You could always try a different position at the same workplace. Unfortunately, this will alert your management you’re not happy where you are and may stigmatize you at work as a result. Likewise, getting promoted from grunt to manager isn’t always a great move either. In either case, you’re layoff bait and you still pull out your hair, only this time for different reasons.
Instead, you should take a new approach to your work. Slacking is a path to the goal of enjoying your time at work, even if you don’t enjoy work itself. It’s not the only path — you could have a fling with a coworker or mow them all down with assault rifles. Maybe one way of looking at slacking is as a statement to everyone: “I hate this job, and I’m going to make sure I get paid for not doing it.”
But you shouldn’t hate your job, and slacking isn’t just venting animosity at your coworkers. The trouble here is that everyone has preconceived notions of what slacking is. Even though you’ll see one definition of it later, keep in mind that slacking can be anything that puts the fun back into work, not just ways of wasting time as listed here.

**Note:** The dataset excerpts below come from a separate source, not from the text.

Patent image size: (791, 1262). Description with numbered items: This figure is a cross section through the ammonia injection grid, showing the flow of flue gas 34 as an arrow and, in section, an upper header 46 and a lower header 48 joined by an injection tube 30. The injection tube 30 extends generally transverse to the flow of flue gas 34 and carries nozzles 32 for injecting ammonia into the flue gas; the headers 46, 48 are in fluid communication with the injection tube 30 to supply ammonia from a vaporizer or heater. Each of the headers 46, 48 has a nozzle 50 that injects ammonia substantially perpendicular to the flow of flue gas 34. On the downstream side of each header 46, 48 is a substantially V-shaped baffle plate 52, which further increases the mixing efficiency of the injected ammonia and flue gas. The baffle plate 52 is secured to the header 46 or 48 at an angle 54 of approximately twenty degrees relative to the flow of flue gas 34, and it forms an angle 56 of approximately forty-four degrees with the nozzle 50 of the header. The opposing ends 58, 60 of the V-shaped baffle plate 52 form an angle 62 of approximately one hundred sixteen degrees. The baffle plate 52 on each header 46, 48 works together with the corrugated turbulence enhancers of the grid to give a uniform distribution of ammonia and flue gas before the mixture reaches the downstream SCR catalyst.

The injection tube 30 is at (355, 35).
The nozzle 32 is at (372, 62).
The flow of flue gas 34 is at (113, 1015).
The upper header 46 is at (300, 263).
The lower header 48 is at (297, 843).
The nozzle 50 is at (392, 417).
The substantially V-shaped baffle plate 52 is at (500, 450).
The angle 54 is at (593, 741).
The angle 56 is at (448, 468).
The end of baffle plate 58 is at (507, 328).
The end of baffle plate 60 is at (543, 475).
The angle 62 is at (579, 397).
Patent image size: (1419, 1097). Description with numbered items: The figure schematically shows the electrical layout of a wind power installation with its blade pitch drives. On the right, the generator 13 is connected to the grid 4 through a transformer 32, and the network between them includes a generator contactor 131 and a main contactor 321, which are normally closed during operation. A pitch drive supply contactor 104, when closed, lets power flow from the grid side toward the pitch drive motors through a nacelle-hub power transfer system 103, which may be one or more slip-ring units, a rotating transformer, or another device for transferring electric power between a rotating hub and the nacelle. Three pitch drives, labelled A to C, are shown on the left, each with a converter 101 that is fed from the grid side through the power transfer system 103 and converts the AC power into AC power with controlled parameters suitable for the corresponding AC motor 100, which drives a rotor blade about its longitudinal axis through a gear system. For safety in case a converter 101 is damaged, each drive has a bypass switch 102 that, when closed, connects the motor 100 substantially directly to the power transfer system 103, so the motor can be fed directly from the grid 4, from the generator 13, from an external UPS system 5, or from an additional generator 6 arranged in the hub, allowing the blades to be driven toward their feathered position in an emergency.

That’s why making this book is still slacking even though the act of writing it seems to be work. Slacking is great, but writing about slacking and spreading the word about slacking is great also. In fact, you could even call writing this “fun,” so it’s definately slacking. And you should slack too, because if you’re not having fun, you need to figure out what it is that’s keeping you from having fun.
Or you could shoot your coworkers down.
Better yet, you could just follow these lessons.
Good luck out there, and may you someday find the job that keeps you slacking.